Using the TransparentProxy mode of Tor, forces all network traffic out through Tor, and blocks stuff which can't be, such as UDP. Do that on a machine which only has a LAN address so doesn't know it's Internet facing IP, and it's anonymous... It can't leak it's IP because it doesn't know it, and it can't connect to the Internet without going via Tor...


Yes, but the article states that some torrent software actually appends your IP address information to the packets themselves, so even if they emerge from an exit node on the other side of the world, entirely anonymized, simple packet inspection can determine their origin.


How does the software append your IP address if it doesn't know it? It can't get it from your router via UPNP, because that traffic is blocked. If it tries to get it by connecting to some online service and asking the IP, the IP it gets back is the Exit nodes.

It doesn't know it's IP address, so it can't leak it.


Hrm, I see what you're saying - that is an interesting question. I'm not actually sure of the answer.


The answer is, it doesn't. This is why it is completely anonymous to use Tor with Bittorrent, but only if you use a transparent proxy configuration.

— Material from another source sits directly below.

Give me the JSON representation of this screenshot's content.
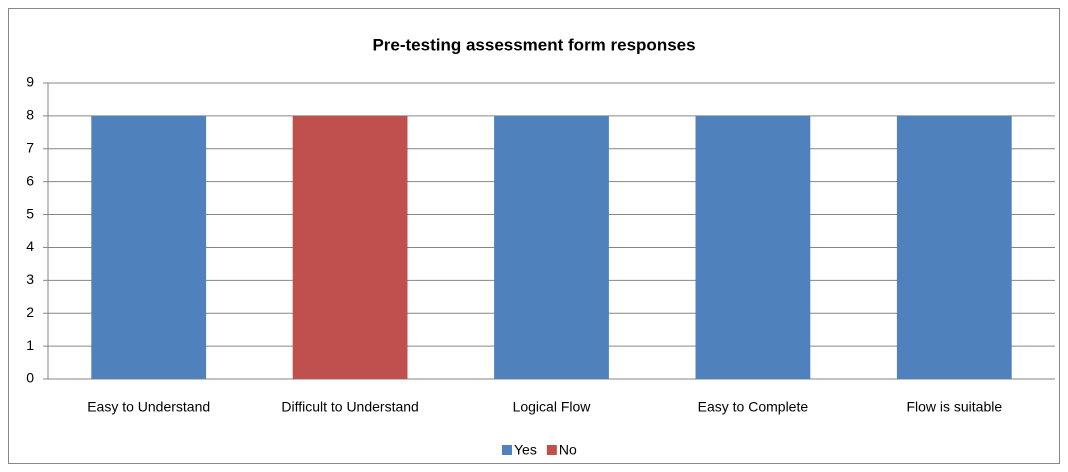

Tor can't anonymize Bittorent traffic when that traffic includes messages showing your IP address in clear text.


Did you not read what I wrote? How can a machine leak it's IP address if it doesn't know it?


This is a prime example of people stacking complex tools together and expecting properties to magically combine. It doesn't work that way in the real world, it doesn't work with "computers". I may be an angry old fart, but this "screw knowledge, screw others, live in a dream" mentality is starting to annoy me.

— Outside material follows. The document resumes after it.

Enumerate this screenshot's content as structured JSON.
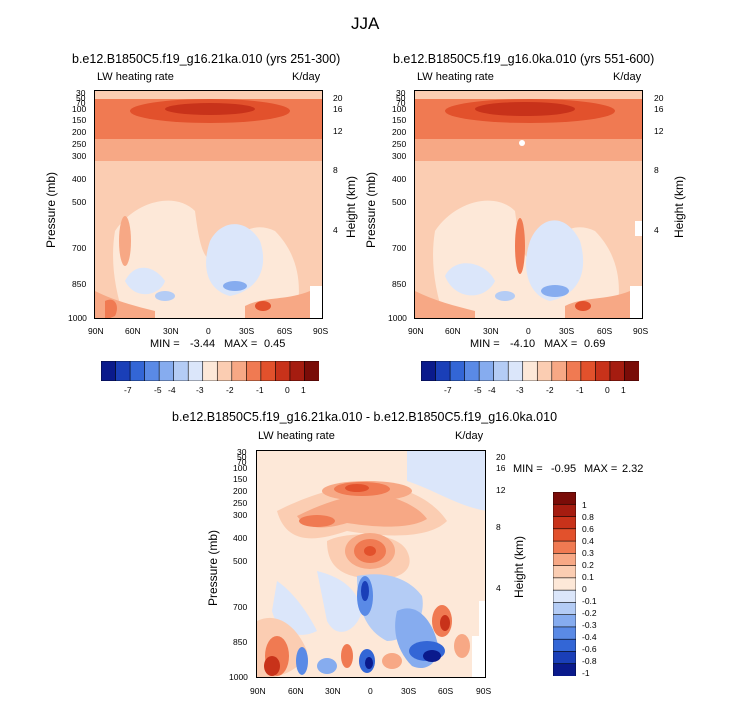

Sometimes, if the tools are designed really well, they do combine. Witness the success of Unix pipelines, or the nigh-magical ability of TCP to work over Ethernet, Wifi, a modem, or whatever other complex systems people dream up.

Being able to combine complex systems is a good thing, and it shouldn't be disparaged as unrealistic.


Applications communicating via Unix pipelines indeed do frequently combine, albeit rarely without great amounts of awk/grep/sed glue and reimplementation of parsing machinery in every link in a chain.

I don't say that pipelines are bad, it's just sometimes we want more structured data format than flat text.

Also, Unix pipelines are currently in decline, and Unix itself is less Unixy than it used to be.


Unix pipelines are currently in decline

Citation needed



Whenever I think about the magical abilities of TCP I experience great pleasure.


Neither unix pipes nor TCP are particularly complex, and it is their simplicity that lets them be combined -- easier to combine a hammer and an axe than a nail-gun and a rotary saw.


If you really want Tor-style anonymity with BitTorrent, I suggest I2P. http://www.i2p2.de/

The core router software even bundles its own BitTorrent client. However, since it is effectively a darknet, regular torrents you find elsewhere won't really work. Still, it is interesting stuff.


They really just should block BitTorrent. It's overloading an already slow Tor Network with stupid people downloading porn and piracy.

No seriously. I know BitTorrent is also used legally. But there are other, less invasive ways to share files in Tor.


I've found that Tor is a lot faster these days than it was a year or more ago. It's actually quite usable for general browsing.